Rumour has it that Leopard has a new class called NSTrackingArea which allows for more robust mouse-tracking, but Leopard isn’t out yet as I write this, and you still have the problem of supporting previous versions of Mac OS X even when we do have Leopard.
So, here’s a possible solution. I’ve created MATrackingArea: a simple category on NSView and an accompanying class which together allow you to add “tracking areas” to your views. Tracking areas are like tracking rectangles but are more robust and effective, and can be configured to track the mouse either at all times, only when the view’s app is active, only when the view’s window is key, or only when the view is First Responder. You can also choose whether to use the view’s visible rect in preference to the rect you pass in, whether the events should still be sent during drags, and so on. See the example for more details.
The demo project requires Xcode 2.4 and Mac OS X 10.4 (Tiger) or later, but if you just take the source files and create your own project, it should work right back to Mac OS X 10.2 (Jaguar). You could probably even make it work on 10.1 (Puma) and earlier if you remove the keyed archiving code.
Fair warning: it uses a polling timer to do its thing, but in my tests it consumes very, very little CPU (0.1% in Activity Monitor), and it will only poll if there are actually some tracking areas set up.
You can grab it, as usual, from the Cocoa source code page.
Update 1: The code has been updated today (1pm GMT, Thurs 27th Sept 2007) to alter how the MATrackingArea class stores its notion of whether the pointer was inside a given area on the last check, to improve efficiency.

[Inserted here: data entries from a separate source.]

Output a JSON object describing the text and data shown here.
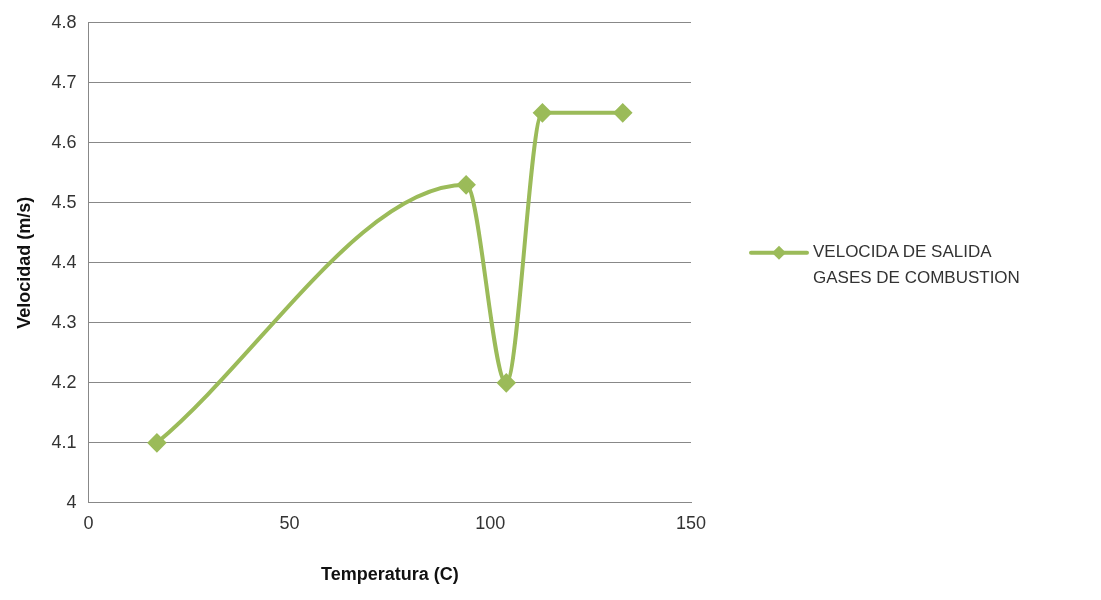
{
  "chart_data": {
    "type": "line",
    "xlabel": "Temperatura (C)",
    "ylabel": "Velocidad (m/s)",
    "x": [
      17,
      94,
      104,
      113,
      133
    ],
    "series": [
      {
        "name": "VELOCIDA DE SALIDA GASES DE COMBUSTION",
        "color": "#9bbb59",
        "values": [
          4.1,
          4.53,
          4.2,
          4.65,
          4.65
        ]
      }
    ],
    "xlim": [
      0,
      150
    ],
    "xticks": [
      0,
      50,
      100,
      150
    ],
    "ylim": [
      4,
      4.8
    ],
    "yticks": [
      4,
      4.1,
      4.2,
      4.3,
      4.4,
      4.5,
      4.6,
      4.7,
      4.8
    ],
    "grid": "y",
    "legend": "right",
    "marker": "diamond",
    "line_style": "solid"
  }
}
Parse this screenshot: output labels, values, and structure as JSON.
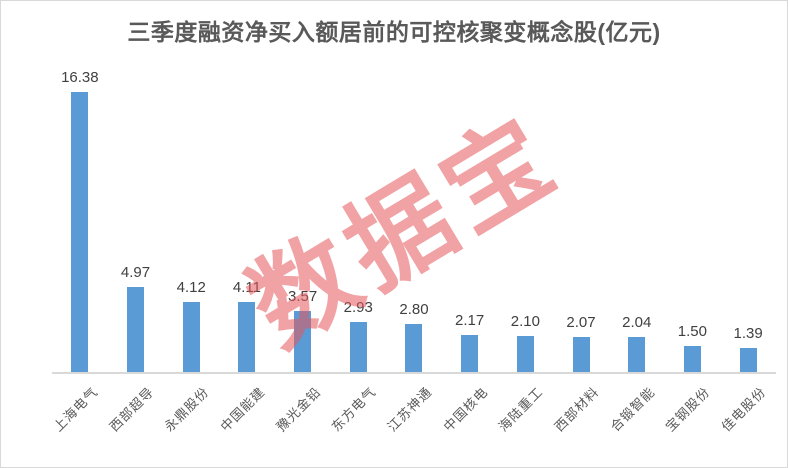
{
  "title": "三季度融资净买入额居前的可控核聚变概念股(亿元)",
  "watermark": "数据宝",
  "colors": {
    "bar": "#5b9bd5",
    "title_text": "#595959",
    "value_label": "#404040",
    "category_label": "#595959",
    "axis_line": "#d9d9d9",
    "watermark": "rgba(229,85,90,0.55)",
    "border": "#d9d9d9",
    "background": "#ffffff"
  },
  "chart_data": {
    "type": "bar",
    "title": "三季度融资净买入额居前的可控核聚变概念股(亿元)",
    "categories": [
      "上海电气",
      "西部超导",
      "永鼎股份",
      "中国能建",
      "豫光金铅",
      "东方电气",
      "江苏神通",
      "中国核电",
      "海陆重工",
      "西部材料",
      "合锻智能",
      "宝钢股份",
      "佳电股份"
    ],
    "values": [
      16.38,
      4.97,
      4.12,
      4.11,
      3.57,
      2.93,
      2.8,
      2.17,
      2.1,
      2.07,
      2.04,
      1.5,
      1.39
    ],
    "unit": "亿元",
    "xlabel": "",
    "ylabel": "",
    "ylim": [
      0,
      17
    ],
    "grid": false,
    "legend": "none",
    "data_labels": "above-bars",
    "category_label_rotation_deg": -45
  }
}
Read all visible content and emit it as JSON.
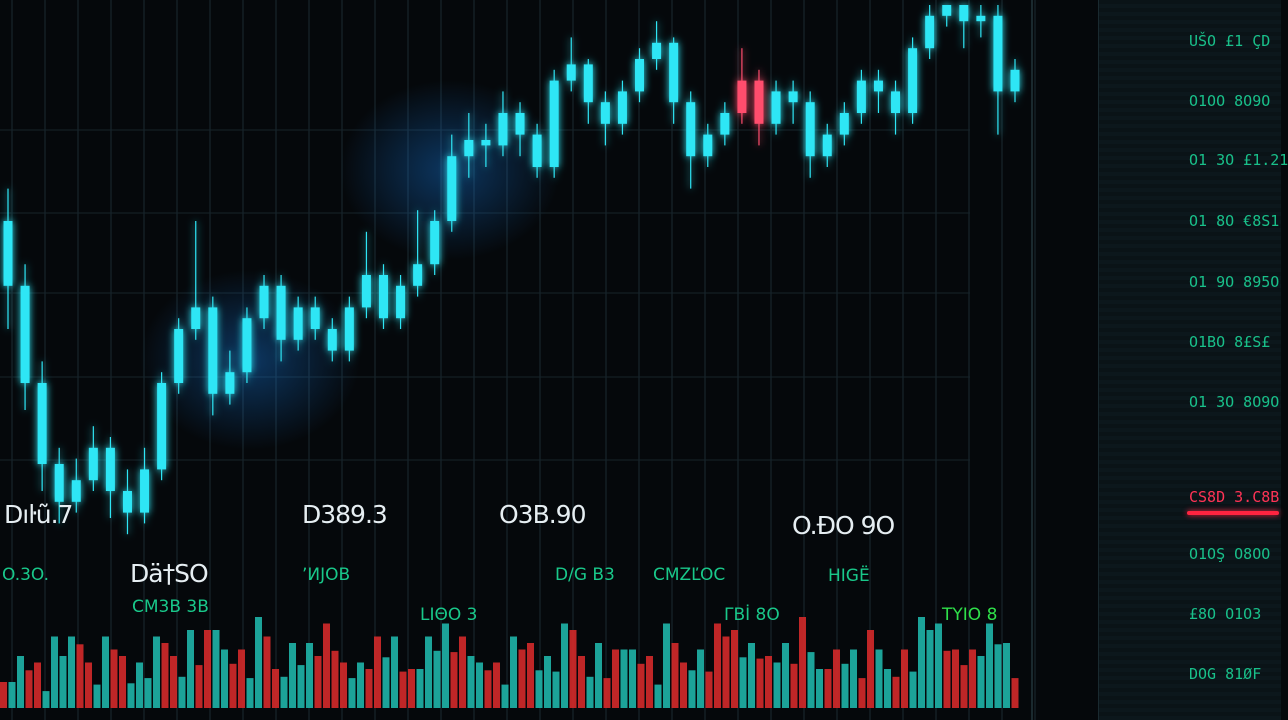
{
  "chart_data": {
    "type": "candlestick",
    "title": "",
    "xlabel": "",
    "ylabel": "",
    "ylim": [
      0,
      100
    ],
    "grid": true,
    "colors": {
      "up": "#2ee6f5",
      "down": "#ff4d6d",
      "volume_up": "#1fb5a8",
      "volume_down": "#d42a2a",
      "background": "#05080b"
    },
    "candles": [
      [
        60,
        66,
        40,
        48
      ],
      [
        48,
        52,
        25,
        30
      ],
      [
        30,
        34,
        10,
        15
      ],
      [
        15,
        18,
        4,
        8
      ],
      [
        8,
        16,
        6,
        12
      ],
      [
        12,
        22,
        10,
        18
      ],
      [
        18,
        20,
        5,
        10
      ],
      [
        10,
        14,
        2,
        6
      ],
      [
        6,
        18,
        4,
        14
      ],
      [
        14,
        32,
        12,
        30
      ],
      [
        30,
        42,
        28,
        40
      ],
      [
        40,
        60,
        38,
        44
      ],
      [
        44,
        46,
        24,
        28
      ],
      [
        28,
        36,
        26,
        32
      ],
      [
        32,
        44,
        30,
        42
      ],
      [
        42,
        50,
        40,
        48
      ],
      [
        48,
        50,
        34,
        38
      ],
      [
        38,
        46,
        36,
        44
      ],
      [
        44,
        46,
        38,
        40
      ],
      [
        40,
        42,
        34,
        36
      ],
      [
        36,
        46,
        34,
        44
      ],
      [
        44,
        58,
        42,
        50
      ],
      [
        50,
        52,
        40,
        42
      ],
      [
        42,
        50,
        40,
        48
      ],
      [
        48,
        62,
        46,
        52
      ],
      [
        52,
        62,
        50,
        60
      ],
      [
        60,
        76,
        58,
        72
      ],
      [
        72,
        80,
        68,
        75
      ],
      [
        75,
        78,
        70,
        74
      ],
      [
        74,
        84,
        72,
        80
      ],
      [
        80,
        82,
        72,
        76
      ],
      [
        76,
        78,
        68,
        70
      ],
      [
        70,
        88,
        68,
        86
      ],
      [
        86,
        94,
        84,
        89
      ],
      [
        89,
        90,
        78,
        82
      ],
      [
        82,
        84,
        74,
        78
      ],
      [
        78,
        86,
        76,
        84
      ],
      [
        84,
        92,
        82,
        90
      ],
      [
        90,
        97,
        88,
        93
      ],
      [
        93,
        94,
        78,
        82
      ],
      [
        82,
        84,
        66,
        72
      ],
      [
        72,
        78,
        70,
        76
      ],
      [
        76,
        82,
        74,
        80
      ],
      [
        80,
        92,
        78,
        86
      ],
      [
        86,
        88,
        74,
        78
      ],
      [
        78,
        86,
        76,
        84
      ],
      [
        84,
        86,
        78,
        82
      ],
      [
        82,
        84,
        68,
        72
      ],
      [
        72,
        78,
        70,
        76
      ],
      [
        76,
        82,
        74,
        80
      ],
      [
        80,
        88,
        78,
        86
      ],
      [
        86,
        88,
        80,
        84
      ],
      [
        84,
        86,
        76,
        80
      ],
      [
        80,
        94,
        78,
        92
      ],
      [
        92,
        100,
        90,
        98
      ],
      [
        98,
        102,
        96,
        100
      ],
      [
        100,
        102,
        92,
        97
      ],
      [
        97,
        100,
        94,
        98
      ],
      [
        98,
        100,
        76,
        84
      ],
      [
        84,
        90,
        82,
        88
      ]
    ],
    "down_candles": [
      43,
      44
    ],
    "volume": [
      20,
      35,
      25,
      40,
      55,
      30,
      45,
      25,
      35,
      50,
      30,
      45,
      60,
      40,
      35,
      55,
      30,
      45,
      40,
      50,
      35,
      30,
      45,
      40,
      30,
      50,
      55,
      40,
      35,
      30,
      45,
      35,
      40,
      60,
      30,
      35,
      45,
      40,
      30,
      50,
      35,
      40,
      55,
      45,
      50,
      35,
      40,
      55,
      30,
      40,
      35,
      45,
      30,
      40,
      60,
      50,
      45,
      40,
      55,
      35
    ],
    "volume_colors": [
      "d",
      "u",
      "d",
      "u",
      "u",
      "d",
      "u",
      "d",
      "u",
      "u",
      "d",
      "u",
      "d",
      "u",
      "d",
      "u",
      "d",
      "u",
      "u",
      "d",
      "d",
      "u",
      "d",
      "u",
      "d",
      "u",
      "u",
      "d",
      "u",
      "d",
      "u",
      "d",
      "u",
      "u",
      "d",
      "u",
      "d",
      "u",
      "d",
      "u",
      "d",
      "u",
      "d",
      "d",
      "u",
      "d",
      "u",
      "d",
      "u",
      "d",
      "u",
      "d",
      "u",
      "d",
      "u",
      "u",
      "d",
      "d",
      "u",
      "u"
    ]
  },
  "overlay_labels": {
    "big": [
      "Dıŀũ.7",
      "D389.3",
      "O3B.90",
      "O.ÐO 9O",
      "Dä†SO"
    ],
    "green": [
      "O.3O.",
      "ʼИJOB",
      "CM3B 3B",
      "D/G B3",
      "CMZĽOC",
      "HIGË",
      "LIΘO 3",
      "ΓBİ 8O"
    ],
    "lime": [
      "TYIO 8"
    ]
  },
  "price_panel": {
    "labels": [
      "UŠO £1 ÇD",
      "O1OO 8O9O",
      "O1 3O £1.21",
      "O1 8O €8S1",
      "O1 9O 895O",
      "O1BO 8£S£",
      "O1 3O 8O9O",
      "CS8D 3.C8B",
      "O1OŞ O8OO",
      "£8O O1O3",
      "DOG 81ØF"
    ],
    "highlighted_index": 7
  }
}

Update 2: The code has been updated again today (4:30 pm GMT, Thurs 27th Sept 2007) to allow updating the tracked rectangle of an existing tracking area. This means that you no longer need to remove and recreate the tracking area whenever your view’s bounds change. You can still do it in the old remove-and-recreate way if you like, but I think the new method is a lot more convenient. Upon changing the rectangle, MATrackingArea will of course update immediately.

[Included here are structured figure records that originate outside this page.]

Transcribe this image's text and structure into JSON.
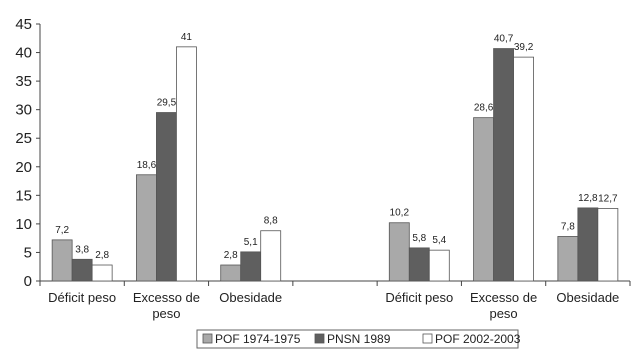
{
  "chart_data": {
    "type": "bar",
    "ylim": [
      0,
      45
    ],
    "yticks": [
      "0",
      "5",
      "10",
      "15",
      "20",
      "25",
      "30",
      "35",
      "40",
      "45"
    ],
    "categories": [
      [
        "Déficit peso"
      ],
      [
        "Excesso de",
        "peso"
      ],
      [
        "Obesidade"
      ],
      [
        ""
      ],
      [
        "Déficit peso"
      ],
      [
        "Excesso de",
        "peso"
      ],
      [
        "Obesidade"
      ]
    ],
    "series": [
      {
        "name": "POF 1974-1975",
        "color": "#a9a9a9",
        "values": [
          7.2,
          18.6,
          2.8,
          null,
          10.2,
          28.6,
          7.8
        ],
        "labels": [
          "7,2",
          "18,6",
          "2,8",
          "",
          "10,2",
          "28,6",
          "7,8"
        ]
      },
      {
        "name": "PNSN 1989",
        "color": "#5f5f5f",
        "values": [
          3.8,
          29.5,
          5.1,
          null,
          5.8,
          40.7,
          12.8
        ],
        "labels": [
          "3,8",
          "29,5",
          "5,1",
          "",
          "5,8",
          "40,7",
          "12,8"
        ]
      },
      {
        "name": "POF 2002-2003",
        "color": "#ffffff",
        "values": [
          2.8,
          41,
          8.8,
          null,
          5.4,
          39.2,
          12.7
        ],
        "labels": [
          "2,8",
          "41",
          "8,8",
          "",
          "5,4",
          "39,2",
          "12,7"
        ]
      }
    ],
    "grid": false,
    "legend_position": "bottom-center"
  }
}
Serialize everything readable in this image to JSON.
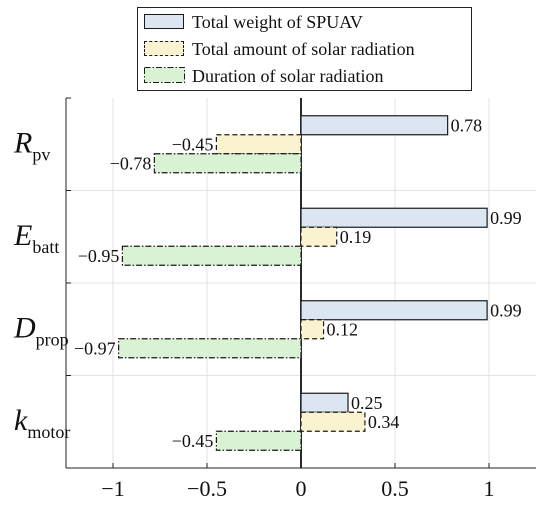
{
  "colors": {
    "weight_fill": "#dbe6f2",
    "amount_fill": "#fbf3cf",
    "duration_fill": "#d8f2d3",
    "edge": "#1a1a1a",
    "grid": "#e3e3e3"
  },
  "chart_data": {
    "type": "bar",
    "orientation": "horizontal",
    "categories": [
      {
        "base": "R",
        "sub": "pv"
      },
      {
        "base": "E",
        "sub": "batt"
      },
      {
        "base": "D",
        "sub": "prop"
      },
      {
        "base": "k",
        "sub": "motor"
      }
    ],
    "series": [
      {
        "name": "Total weight of SPUAV",
        "line": "solid",
        "values": [
          0.78,
          0.99,
          0.99,
          0.25
        ],
        "labels": [
          "0.78",
          "0.99",
          "0.99",
          "0.25"
        ]
      },
      {
        "name": "Total amount of solar radiation",
        "line": "dashed",
        "values": [
          -0.45,
          0.19,
          0.12,
          0.34
        ],
        "labels": [
          "−0.45",
          "0.19",
          "0.12",
          "0.34"
        ]
      },
      {
        "name": "Duration of solar radiation",
        "line": "dashdot",
        "values": [
          -0.78,
          -0.95,
          -0.97,
          -0.45
        ],
        "labels": [
          "−0.78",
          "−0.95",
          "−0.97",
          "−0.45"
        ]
      }
    ],
    "xlim": [
      -1.25,
      1.25
    ],
    "xticks": [
      -1,
      -0.5,
      0,
      0.5,
      1
    ],
    "xtick_labels": [
      "−1",
      "−0.5",
      "0",
      "0.5",
      "1"
    ],
    "grid": true,
    "legend": "top-center"
  }
}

Update 3: Another update (12:35 pm GMT, Weds 3rd Oct 2007) to remove the unnecessary NSView category, which also caused conflicts with new NSView methods on Leopard which had the same signature. The sample app has been updated too, and this code should run on Mac OS X 10.2 - 10.5 inclusive.

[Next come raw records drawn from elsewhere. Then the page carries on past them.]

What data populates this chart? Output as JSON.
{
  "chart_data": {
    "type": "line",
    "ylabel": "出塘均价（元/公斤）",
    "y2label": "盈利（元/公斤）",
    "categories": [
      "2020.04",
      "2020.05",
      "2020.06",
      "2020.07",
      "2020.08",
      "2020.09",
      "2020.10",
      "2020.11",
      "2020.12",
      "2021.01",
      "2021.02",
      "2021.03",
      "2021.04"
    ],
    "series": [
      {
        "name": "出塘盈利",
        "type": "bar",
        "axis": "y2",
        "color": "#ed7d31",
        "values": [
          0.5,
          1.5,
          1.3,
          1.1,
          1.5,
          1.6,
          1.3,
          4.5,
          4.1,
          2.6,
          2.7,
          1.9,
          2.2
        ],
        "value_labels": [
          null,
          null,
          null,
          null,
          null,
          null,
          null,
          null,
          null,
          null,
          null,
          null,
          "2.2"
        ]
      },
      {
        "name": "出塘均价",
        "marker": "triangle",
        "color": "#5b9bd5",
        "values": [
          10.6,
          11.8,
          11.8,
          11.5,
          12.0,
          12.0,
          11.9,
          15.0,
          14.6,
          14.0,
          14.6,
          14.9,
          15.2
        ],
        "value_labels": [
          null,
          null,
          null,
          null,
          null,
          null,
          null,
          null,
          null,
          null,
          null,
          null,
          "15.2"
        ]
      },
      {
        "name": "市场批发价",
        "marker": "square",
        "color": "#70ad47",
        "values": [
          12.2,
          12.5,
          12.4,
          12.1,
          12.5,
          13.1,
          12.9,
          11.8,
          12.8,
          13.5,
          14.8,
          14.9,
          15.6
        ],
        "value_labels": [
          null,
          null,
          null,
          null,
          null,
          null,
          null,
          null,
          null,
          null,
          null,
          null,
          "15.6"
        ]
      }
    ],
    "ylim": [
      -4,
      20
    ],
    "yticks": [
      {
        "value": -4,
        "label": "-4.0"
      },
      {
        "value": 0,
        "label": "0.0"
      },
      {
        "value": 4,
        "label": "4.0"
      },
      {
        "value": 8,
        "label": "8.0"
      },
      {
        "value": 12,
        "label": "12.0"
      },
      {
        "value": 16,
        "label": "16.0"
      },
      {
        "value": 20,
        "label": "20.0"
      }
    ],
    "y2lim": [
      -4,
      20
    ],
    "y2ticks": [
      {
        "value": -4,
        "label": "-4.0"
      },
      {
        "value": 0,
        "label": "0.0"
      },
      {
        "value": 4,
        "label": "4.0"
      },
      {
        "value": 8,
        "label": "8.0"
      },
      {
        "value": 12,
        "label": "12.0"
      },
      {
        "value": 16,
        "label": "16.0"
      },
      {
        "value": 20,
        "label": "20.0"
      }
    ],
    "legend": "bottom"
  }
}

Update 4: Updated yet again (11:10 pm GMT, Weds 3rd Oct 2007) to fix a bug where a tracking area could be incorrectly triggered whilst dragging the window which the tracking area belonged to. This was because NSWindow’s -frame method doesn’t report the actual current frame of the window, but rather the cached frame, which isn’t updated constantly during a window drag. Many thanks indeed to Wolf Rentzsch for the bug report and for the code to fix it.